Production of the Tesla S has shifted up a gear at its US plant.
Tesla, the electric-car company led by Elon Musk, said it had produced its first 50 Model S luxury sedans and would accelerate output on a weekly basis to meet a target of delivering 5000 cars this year.
Since starting production in California in June, Tesla had made 29 customer cars and 21 vehicles for its caryards for use as loan cars and for test drives, Christina Ra, a Tesla spokeswoman, said in an interview.
Some 50 more were to be built in the next two to three weeks, and the daily production pace would expand every two to three weeks after that, she said.

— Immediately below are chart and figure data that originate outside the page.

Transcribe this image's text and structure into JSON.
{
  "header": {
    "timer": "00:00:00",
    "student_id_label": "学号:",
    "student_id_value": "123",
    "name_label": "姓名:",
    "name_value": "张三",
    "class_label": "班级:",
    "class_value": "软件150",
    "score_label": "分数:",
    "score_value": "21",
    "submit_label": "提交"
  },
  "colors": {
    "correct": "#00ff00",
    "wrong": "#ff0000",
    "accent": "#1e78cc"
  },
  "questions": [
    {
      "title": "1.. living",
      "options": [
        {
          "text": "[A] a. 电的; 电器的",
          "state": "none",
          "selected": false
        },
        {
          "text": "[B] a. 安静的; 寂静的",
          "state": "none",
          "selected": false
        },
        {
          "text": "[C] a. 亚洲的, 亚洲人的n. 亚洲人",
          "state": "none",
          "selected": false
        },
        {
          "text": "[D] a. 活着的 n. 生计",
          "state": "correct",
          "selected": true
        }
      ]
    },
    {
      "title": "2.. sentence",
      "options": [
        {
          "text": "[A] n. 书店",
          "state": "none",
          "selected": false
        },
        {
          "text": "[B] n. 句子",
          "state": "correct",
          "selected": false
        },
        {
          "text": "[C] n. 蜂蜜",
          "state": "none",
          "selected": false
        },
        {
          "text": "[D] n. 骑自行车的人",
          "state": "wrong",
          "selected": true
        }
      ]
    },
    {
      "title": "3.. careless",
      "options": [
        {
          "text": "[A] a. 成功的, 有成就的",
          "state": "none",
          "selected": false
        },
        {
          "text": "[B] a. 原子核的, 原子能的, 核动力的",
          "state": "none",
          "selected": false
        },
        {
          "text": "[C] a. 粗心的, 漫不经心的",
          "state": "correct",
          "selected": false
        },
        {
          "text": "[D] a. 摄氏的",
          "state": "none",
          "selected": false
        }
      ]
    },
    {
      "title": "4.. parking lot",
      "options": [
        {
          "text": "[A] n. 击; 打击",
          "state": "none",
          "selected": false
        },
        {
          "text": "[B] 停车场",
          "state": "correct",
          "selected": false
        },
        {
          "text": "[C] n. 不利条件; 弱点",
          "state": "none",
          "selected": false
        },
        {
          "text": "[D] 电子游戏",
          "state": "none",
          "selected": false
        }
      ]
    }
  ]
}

"The ramp up is continuing and we are getting a lot of invaluable information from having all these cars on the road," George Blankenship, Tesla's vice-president of sales, said in a company blog post this week. "We have already logged more than 39,000 miles [62,700km] on the first 50 cars."
Production and orders of Tesla's first battery-powered model designed and built wholly in-house are being monitored by investors after an analyst's report last month suggested the company may struggle to meet its annual target.
Tesla said last week that it would produce 500 of the Model S this quarter, but output would accelerate late in the year to meet the 5000-car goal. The company said last week it had 12,200 orders for the Model S, which start from NZ$70,100 in the US. Buyers can configure their car three months before production.